Feb 17, 2006 01:45
Well, on a lighter note- actually, I don't have a "lighter note". I don't enjoy what is going on in my life right now. Honestly it sucks. That's all I'm going to say about my life sucking because I hate those kids that are like "omg my life sucks so much..blah blah blah."
I get to wrestle in my very first College Regionals on Saturday. Yes!!! Well, sorta. I do miss the O.A.R concert, which is probably the only concert I will want to see during these national acts that Wabash does. We aren't going to get back until like 2:30 in the morning. Which means I might be able to catch some drunk people at the Crawford Hall party if I'm lucky. Oh well I geuss.
I do get to go to a concert on Sunday though. The Red Chord, STILL REMAINS, and two other bands that I don't remember. It's going to be a blast and you all should be jealous that you don't get to go. HAHA. Bitches.
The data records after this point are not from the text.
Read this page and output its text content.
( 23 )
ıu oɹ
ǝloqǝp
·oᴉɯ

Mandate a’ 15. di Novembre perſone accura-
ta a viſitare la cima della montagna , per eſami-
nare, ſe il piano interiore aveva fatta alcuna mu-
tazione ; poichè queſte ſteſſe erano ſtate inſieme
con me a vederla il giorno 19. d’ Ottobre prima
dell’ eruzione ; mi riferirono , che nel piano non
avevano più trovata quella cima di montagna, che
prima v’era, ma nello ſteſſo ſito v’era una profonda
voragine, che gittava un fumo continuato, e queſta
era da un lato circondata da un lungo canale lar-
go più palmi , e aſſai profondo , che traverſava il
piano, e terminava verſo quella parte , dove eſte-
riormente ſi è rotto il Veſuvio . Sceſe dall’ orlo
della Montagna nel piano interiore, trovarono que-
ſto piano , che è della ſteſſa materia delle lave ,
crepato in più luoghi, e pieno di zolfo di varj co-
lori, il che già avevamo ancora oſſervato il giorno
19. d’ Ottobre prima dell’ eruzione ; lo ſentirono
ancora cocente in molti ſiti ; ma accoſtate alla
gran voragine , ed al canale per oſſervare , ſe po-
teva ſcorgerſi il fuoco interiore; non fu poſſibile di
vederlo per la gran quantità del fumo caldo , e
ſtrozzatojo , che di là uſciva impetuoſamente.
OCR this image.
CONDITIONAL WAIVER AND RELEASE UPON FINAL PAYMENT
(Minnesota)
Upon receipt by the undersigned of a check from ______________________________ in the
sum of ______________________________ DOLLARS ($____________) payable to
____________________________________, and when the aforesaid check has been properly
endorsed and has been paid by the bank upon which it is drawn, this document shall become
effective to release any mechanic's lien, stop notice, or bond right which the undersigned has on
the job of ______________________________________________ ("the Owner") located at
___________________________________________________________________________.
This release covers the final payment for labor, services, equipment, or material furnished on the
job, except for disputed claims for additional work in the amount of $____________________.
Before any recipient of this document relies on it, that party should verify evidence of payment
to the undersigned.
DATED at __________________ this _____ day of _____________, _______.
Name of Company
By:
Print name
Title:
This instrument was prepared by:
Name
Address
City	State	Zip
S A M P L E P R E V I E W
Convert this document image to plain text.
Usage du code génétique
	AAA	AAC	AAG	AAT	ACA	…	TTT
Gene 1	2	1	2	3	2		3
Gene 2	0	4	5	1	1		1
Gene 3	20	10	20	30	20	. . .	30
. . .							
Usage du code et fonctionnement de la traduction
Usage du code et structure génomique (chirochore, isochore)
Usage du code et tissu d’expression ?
I'm glad you miss me. I guess I'm okay with the fact that you "love me." I hate that you think that what we could of should of been is not something you want to think about. You completely just crush me everytime you say things like that. "You are everything I've ever wanted" but... It's too hard. What the fuck does that mean? I haven't even seen you make an attempt at any of this. You just gave up before you even started. I'm glad I'm worth the trouble...yeah. I don't understand anything about this. Nor will I probably ever, because... nvm. I wish you the best with what'shisfuck... I just want you to be happy. Maybe you don't need someone like me making things so hard. If not talking to me makes things easier for you then I geuss it was nice knowing you. Peace.
I think I have the flu. It sucks. I hate the winter and spring.
Cas... I'm glad you found someone. You seem happy. I wish I could see you more though. Maybe once wrestling is over or something? Maybe.
Well, I've been putting off a paper for about... oh... five hours!!! I'm outta here. Laters.